Deleuze repère quatre types de signes analysés par le narrateur : ceux de la mondanité que, surtout dans la première partie, le narrateur essaie de comprendre et, littéralement, de s’approprier – tout l’effort pour appartenir au « monde », et pour se faire familier des lois qui régissent le signe de tel « monde », ou de tel autre, de tel salon ou de tel autre ; les signes amoureux, qui circulent entre Swann et Odette, ou entre le narrateur et Albertine ; les signes sensibles, la madeleine ; et enfin ceux de l’art – la sonate de Vinteuil, les toiles d’Elstir, par exemple.
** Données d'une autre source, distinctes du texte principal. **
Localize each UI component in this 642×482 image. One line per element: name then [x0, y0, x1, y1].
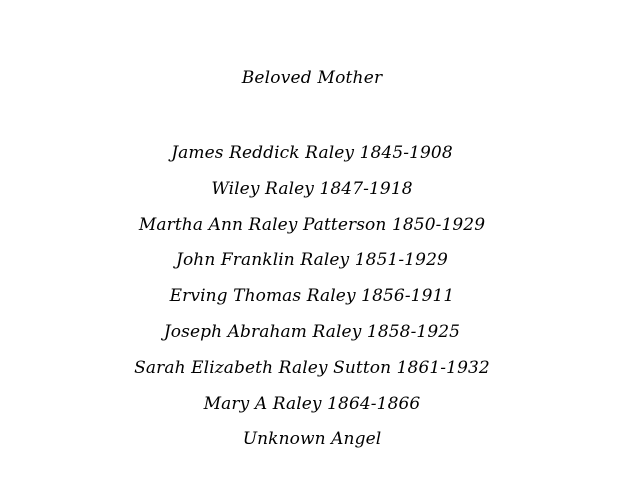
names-list	[0, 140, 624, 462]
list-item: Unknown Angel	[242, 429, 382, 450]
page-title: Beloved Mother	[241, 68, 383, 88]
list-item: Joseph Abraham Raley 1858-1925	[163, 321, 461, 342]
list-item: Wiley Raley 1847-1918	[211, 178, 413, 199]
list-item: Erving Thomas Raley 1856-1911	[169, 286, 455, 307]
list-item: John Franklin Raley 1851-1929	[176, 250, 448, 271]
list-item: Martha Ann Raley Patterson 1850-1929	[138, 214, 486, 235]
list-item: Mary A Raley 1864-1866	[203, 393, 421, 414]
list-item: Sarah Elizabeth Raley Sutton 1861-1932	[134, 357, 490, 378]
list-item: James Reddick Raley 1845-1908	[171, 143, 453, 163]
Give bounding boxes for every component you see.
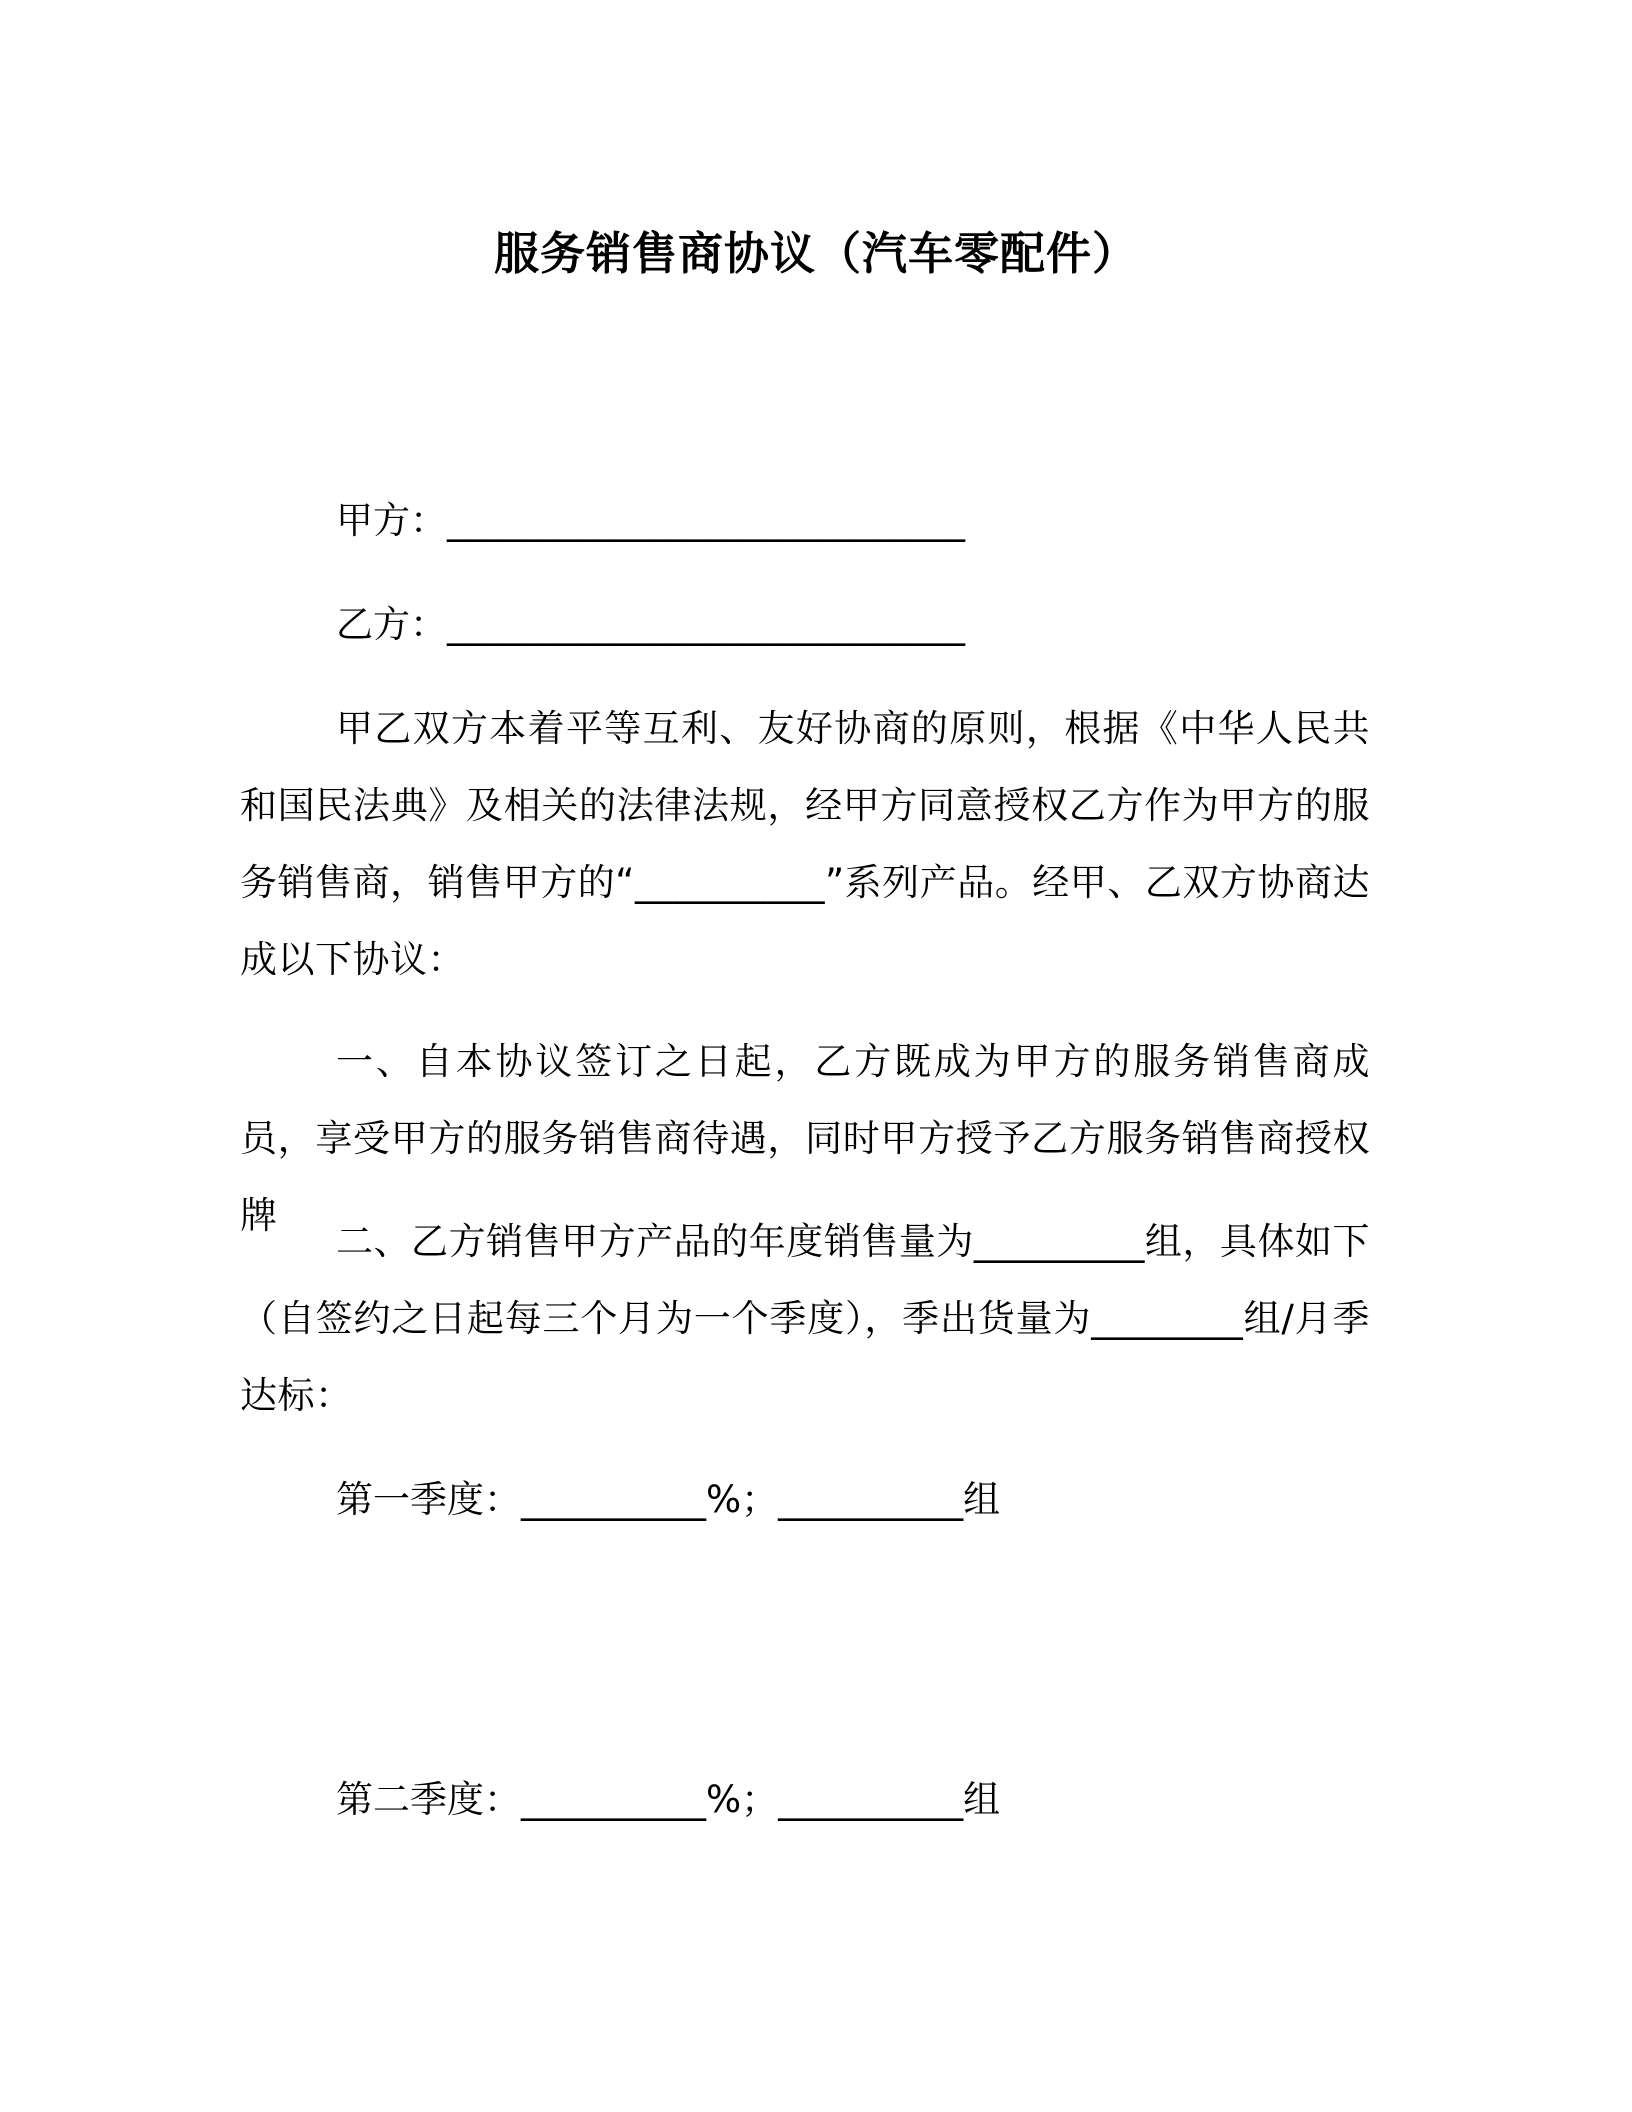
document-title: 服务销售商协议（汽车零配件） bbox=[493, 227, 1138, 280]
quarter-1-line: 第一季度：__________%；__________组 bbox=[336, 1478, 1001, 1521]
clause-2-paragraph: 二、乙方销售甲方产品的年度销售量为_________组，具体如下（自签约之日起每三个月为一个季度），季出货量为________组/月季达标： bbox=[240, 1220, 1370, 1417]
quarter-2-line: 第二季度：__________%；__________组 bbox=[336, 1778, 1001, 1821]
party-b-line: 乙方：____________________________ bbox=[336, 603, 965, 646]
party-a-line: 甲方：____________________________ bbox=[336, 499, 965, 542]
intro-paragraph: 甲乙双方本着平等互利、友好协商的原则，根据《中华人民共和国民法典》及相关的法律法规，经甲方同意授权乙方作为甲方的服务销售商，销售甲方的“__________”系列产品。经甲、乙双方协商达成以下协议： bbox=[240, 707, 1370, 981]
clause-1-paragraph: 一、自本协议签订之日起，乙方既成为甲方的服务销售商成员，享受甲方的服务销售商待遇，同时甲方授予乙方服务销售商授权牌 bbox=[240, 1040, 1370, 1237]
Toute La Recherche est aux yeux de Deleuze un vaste travail d’exploration. En ce sens, le narrateur est à la fois un aventurier et un apprenti : il découvre des mondes qui le frappent et l’intéressent via des signes qui, au début, sont obscurs – le monde qu’ils enveloppent est comme brouillé, le narrateur y est sensible mais sans trop savoir ni pourquoi, ni ce à quoi au juste il est sensible ; et les histoires « racontées » ou « vécues » par le narrateur, ce sont les récits de ces découvertes, de ces explicitations, qui sont donc autant d’apprentissages. Deleuze met en évidence un Proust qui n’est pas conforme aux clichés qu’a générés son œuvre : un Proust aventurier, auteur d’un roman d’aventure, et non un pâle philosophe grand styliste ou, à l’inverse, un pâle romancier grand penseur ; et un Proust tout entier versé dans le monde, à l’extérieur, découvreur et apprenti des lois du monde, des lois des mondes qui composent le monde (le monde des mondains, celui de la sensibilité, celui de l’amour, celui de l’art), et non un Proust replié dans l’intériorité de sa subjectivité, retiré du monde et contemplatif de sa propre mémoire.